乱暴にハナコの顔を掴み、口をこじ開けると中から唾液にまみれた硬貨が数枚零れ落ち、チャリンという音を鳴らした。
その後はご想像通り。
ネコババを咎める叱咤の声としたたかに肌を打つ革ベルトの音、泣き叫ぶ少女の声があばら家に響く。
次にらいかの番が来た時、彼女は沢山の硬貨をじゃらじゃらと音を鳴らして置き、それからそっと足元に紙幣を広げた。
紙のお金が得られるのは珍しい。鬼婆の目が細まる。
利口な彼女は稼いだお金を全部出してしまうような事はなく、いつも一部をくすねていたが、それがバレない程度の稼ぎはあった。
くすねる時、口の中に隠すのはダメだ。

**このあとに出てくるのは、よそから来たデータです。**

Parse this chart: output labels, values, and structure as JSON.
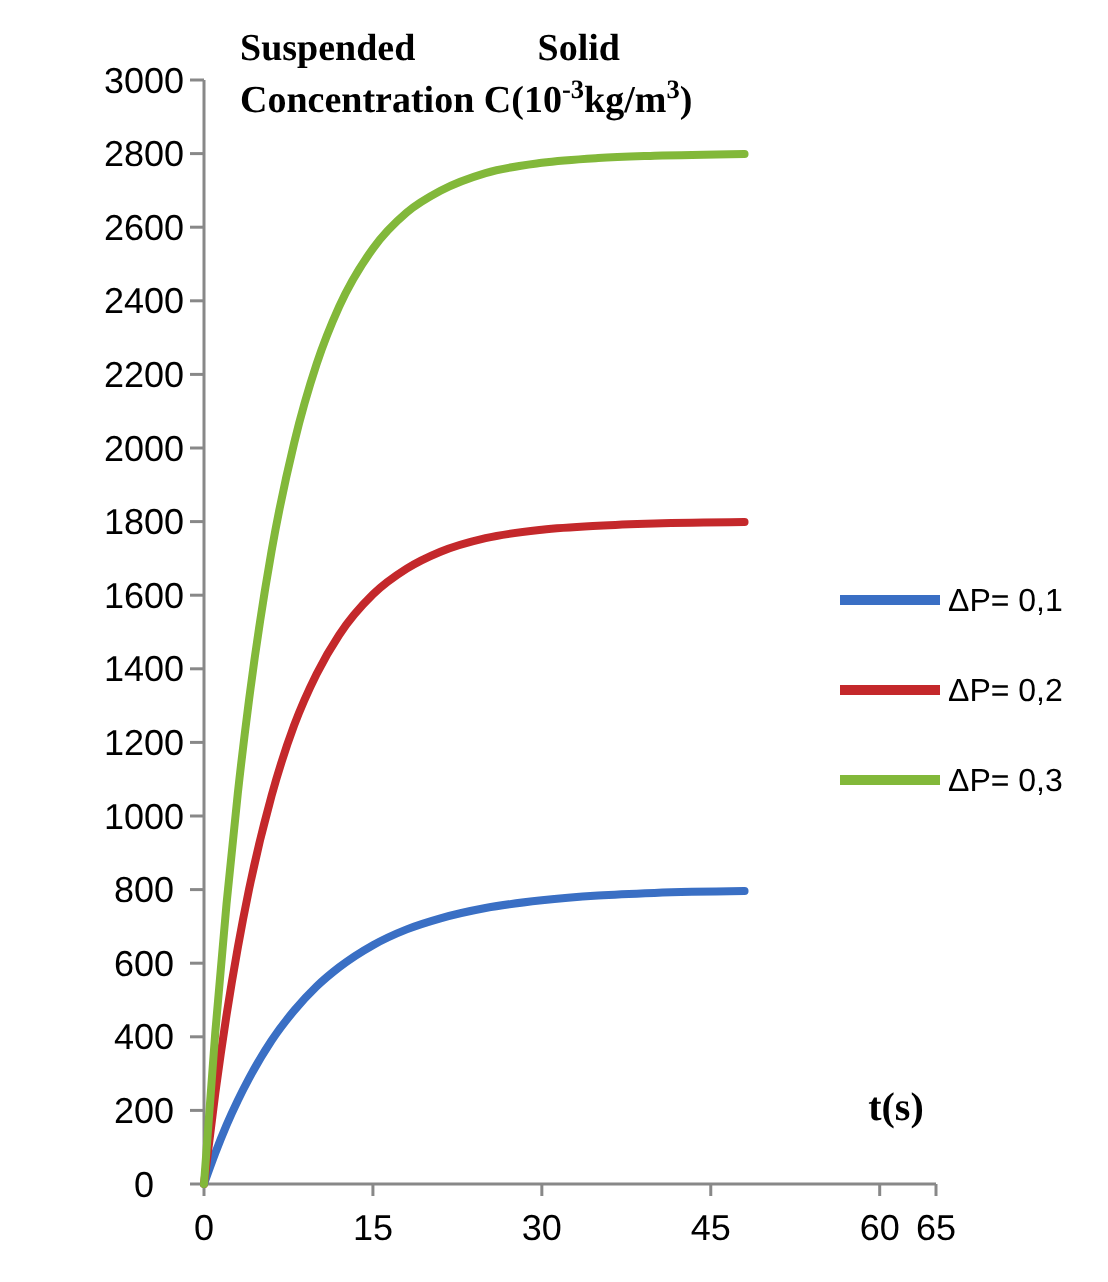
{
  "chart_data": {
    "type": "line",
    "ylabel": "Suspended Solid Concentration C(10$^{-3}$kg/m$^{3}$)",
    "xlabel": "t(s)",
    "xlim": [
      0,
      65
    ],
    "xticks": [
      0,
      15,
      30,
      45,
      60,
      65
    ],
    "ylim": [
      0,
      3000
    ],
    "yticks": [
      0,
      200,
      400,
      600,
      800,
      1000,
      1200,
      1400,
      1600,
      1800,
      2000,
      2200,
      2400,
      2600,
      2800,
      3000
    ],
    "x": [
      0,
      1,
      2,
      3,
      4,
      6,
      8,
      10,
      12,
      15,
      18,
      21,
      25,
      30,
      35,
      40,
      48
    ],
    "grid": false,
    "legend": "right",
    "marker": "none",
    "line_style": "solid",
    "series": [
      {
        "name": "ΔP= 0,1",
        "color": "#3a6fc4",
        "values": [
          0,
          84,
          160,
          227,
          287,
          390,
          471,
          537,
          589,
          649,
          692,
          722,
          750,
          771,
          784,
          791,
          796
        ]
      },
      {
        "name": "ΔP= 0,2",
        "color": "#c4282b",
        "values": [
          0,
          246,
          459,
          642,
          801,
          1055,
          1246,
          1386,
          1492,
          1602,
          1672,
          1718,
          1755,
          1778,
          1789,
          1795,
          1799
        ]
      },
      {
        "name": "ΔP= 0,3",
        "color": "#82b83a",
        "values": [
          0,
          411,
          761,
          1061,
          1316,
          1720,
          2013,
          2228,
          2384,
          2542,
          2640,
          2699,
          2747,
          2775,
          2788,
          2794,
          2799
        ]
      }
    ]
  }
}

すぐに見つかってしまう。
秘密基地のような場所を決めておいて、そこの地中に埋めてしまうのが1番安全である。
だが、鬼婆の目を盗んで毎日隠しに行く事は出来ないので、普段は体のどこかに隠さねばいけない。
らいかが紙幣を得た時は、それをビニール袋に入れて細長く巻き、自分のお尻の中に隠していた。

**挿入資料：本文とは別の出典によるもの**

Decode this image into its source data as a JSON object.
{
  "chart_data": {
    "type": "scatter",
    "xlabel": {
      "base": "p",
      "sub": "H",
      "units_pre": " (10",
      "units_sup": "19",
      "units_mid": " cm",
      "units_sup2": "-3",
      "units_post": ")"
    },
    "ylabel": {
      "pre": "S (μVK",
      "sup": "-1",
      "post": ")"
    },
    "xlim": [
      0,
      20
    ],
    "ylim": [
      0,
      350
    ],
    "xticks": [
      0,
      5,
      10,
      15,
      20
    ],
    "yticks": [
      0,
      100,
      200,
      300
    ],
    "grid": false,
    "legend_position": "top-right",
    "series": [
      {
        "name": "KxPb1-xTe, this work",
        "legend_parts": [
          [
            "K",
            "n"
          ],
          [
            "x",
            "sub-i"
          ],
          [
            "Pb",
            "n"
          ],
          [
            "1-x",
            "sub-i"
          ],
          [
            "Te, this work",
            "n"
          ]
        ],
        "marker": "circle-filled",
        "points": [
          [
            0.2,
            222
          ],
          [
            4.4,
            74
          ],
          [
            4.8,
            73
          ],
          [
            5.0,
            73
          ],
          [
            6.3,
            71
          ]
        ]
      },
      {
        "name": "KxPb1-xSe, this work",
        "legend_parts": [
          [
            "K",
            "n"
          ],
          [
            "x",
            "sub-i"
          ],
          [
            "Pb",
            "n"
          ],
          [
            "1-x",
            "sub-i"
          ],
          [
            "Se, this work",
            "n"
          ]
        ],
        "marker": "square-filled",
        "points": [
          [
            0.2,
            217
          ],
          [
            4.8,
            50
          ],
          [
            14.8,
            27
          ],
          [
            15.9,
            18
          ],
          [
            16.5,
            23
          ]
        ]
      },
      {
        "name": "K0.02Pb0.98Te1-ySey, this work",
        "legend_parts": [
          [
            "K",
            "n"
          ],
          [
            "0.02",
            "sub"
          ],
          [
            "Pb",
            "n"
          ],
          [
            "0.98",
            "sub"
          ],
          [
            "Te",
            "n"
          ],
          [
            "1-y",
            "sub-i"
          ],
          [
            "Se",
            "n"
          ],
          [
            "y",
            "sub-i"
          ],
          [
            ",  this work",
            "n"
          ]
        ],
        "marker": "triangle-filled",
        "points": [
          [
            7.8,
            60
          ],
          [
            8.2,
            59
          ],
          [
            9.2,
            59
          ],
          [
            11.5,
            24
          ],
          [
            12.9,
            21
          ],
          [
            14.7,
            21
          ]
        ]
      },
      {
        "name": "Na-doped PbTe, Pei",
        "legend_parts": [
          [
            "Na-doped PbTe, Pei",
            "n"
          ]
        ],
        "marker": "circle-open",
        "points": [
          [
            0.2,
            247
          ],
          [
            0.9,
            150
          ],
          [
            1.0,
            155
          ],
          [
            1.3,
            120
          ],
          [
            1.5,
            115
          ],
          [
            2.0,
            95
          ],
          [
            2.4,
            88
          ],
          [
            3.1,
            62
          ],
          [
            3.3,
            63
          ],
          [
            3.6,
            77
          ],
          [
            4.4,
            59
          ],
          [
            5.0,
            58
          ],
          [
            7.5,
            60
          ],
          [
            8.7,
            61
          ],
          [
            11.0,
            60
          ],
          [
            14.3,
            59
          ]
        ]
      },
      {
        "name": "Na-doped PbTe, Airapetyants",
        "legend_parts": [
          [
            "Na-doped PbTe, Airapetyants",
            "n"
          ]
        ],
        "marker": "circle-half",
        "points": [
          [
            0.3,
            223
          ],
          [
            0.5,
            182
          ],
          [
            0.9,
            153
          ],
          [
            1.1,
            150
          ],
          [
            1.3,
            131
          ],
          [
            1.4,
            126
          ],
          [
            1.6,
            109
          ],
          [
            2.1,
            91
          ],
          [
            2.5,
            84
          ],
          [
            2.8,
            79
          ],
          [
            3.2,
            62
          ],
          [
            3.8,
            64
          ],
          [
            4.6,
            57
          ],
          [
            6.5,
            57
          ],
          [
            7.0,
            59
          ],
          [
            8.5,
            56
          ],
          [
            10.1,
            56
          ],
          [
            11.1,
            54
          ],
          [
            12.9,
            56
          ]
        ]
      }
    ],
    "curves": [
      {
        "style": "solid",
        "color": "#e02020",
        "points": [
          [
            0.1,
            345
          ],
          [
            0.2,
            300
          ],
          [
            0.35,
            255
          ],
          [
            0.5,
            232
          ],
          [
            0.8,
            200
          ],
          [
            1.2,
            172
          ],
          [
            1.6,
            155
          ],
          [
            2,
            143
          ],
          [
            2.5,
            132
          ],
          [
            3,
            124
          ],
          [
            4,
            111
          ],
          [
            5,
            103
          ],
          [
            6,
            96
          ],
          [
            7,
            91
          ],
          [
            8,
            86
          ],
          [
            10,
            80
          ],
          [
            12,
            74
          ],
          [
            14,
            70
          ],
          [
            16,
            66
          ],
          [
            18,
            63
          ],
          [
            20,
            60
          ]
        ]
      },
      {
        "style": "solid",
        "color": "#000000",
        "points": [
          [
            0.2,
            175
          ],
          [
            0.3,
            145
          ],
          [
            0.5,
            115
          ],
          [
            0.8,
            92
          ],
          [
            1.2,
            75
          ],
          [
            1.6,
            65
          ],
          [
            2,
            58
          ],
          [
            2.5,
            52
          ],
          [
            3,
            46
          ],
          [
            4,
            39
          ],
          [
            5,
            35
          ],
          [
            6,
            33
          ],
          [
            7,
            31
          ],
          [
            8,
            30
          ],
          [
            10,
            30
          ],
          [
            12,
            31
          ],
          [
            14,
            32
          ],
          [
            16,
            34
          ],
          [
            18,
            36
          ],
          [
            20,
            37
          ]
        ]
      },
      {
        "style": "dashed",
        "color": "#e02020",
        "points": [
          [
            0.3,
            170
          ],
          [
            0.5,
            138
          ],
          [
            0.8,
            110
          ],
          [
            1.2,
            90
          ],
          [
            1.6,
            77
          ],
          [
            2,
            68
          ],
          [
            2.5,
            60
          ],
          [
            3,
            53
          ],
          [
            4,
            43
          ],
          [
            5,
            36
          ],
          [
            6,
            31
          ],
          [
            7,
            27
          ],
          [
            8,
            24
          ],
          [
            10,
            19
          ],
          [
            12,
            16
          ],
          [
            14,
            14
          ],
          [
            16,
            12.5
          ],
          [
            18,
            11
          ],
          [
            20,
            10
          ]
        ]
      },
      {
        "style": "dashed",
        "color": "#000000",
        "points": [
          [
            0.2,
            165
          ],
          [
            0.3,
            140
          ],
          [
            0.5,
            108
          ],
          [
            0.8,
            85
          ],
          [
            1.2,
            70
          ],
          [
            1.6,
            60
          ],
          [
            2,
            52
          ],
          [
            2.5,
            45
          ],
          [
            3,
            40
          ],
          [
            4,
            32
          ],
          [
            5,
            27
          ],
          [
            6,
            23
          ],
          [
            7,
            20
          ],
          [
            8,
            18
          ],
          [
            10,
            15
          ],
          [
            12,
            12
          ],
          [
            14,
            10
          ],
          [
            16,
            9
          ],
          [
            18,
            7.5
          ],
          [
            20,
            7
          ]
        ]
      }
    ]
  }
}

鬼婆もここまでは確認しないので、これで今のところバレた事はない。
本当は価値の大きな500円硬貨もネコババしたかったが、幸か不幸か彼女の尻の穴はそこまで広がらなかった。
ともかく、物乞いとしてらいかは優秀だった。……そんな才能あっても嬉しくなんてなかったが。
それは彼女の目立つ容姿に依るところもあったかもしれない。
自意識過剰でも何でもなく子供達の中で1番可愛いと自負していたし、記憶にある限り一度も切ったことのない長い赤毛も自慢だった。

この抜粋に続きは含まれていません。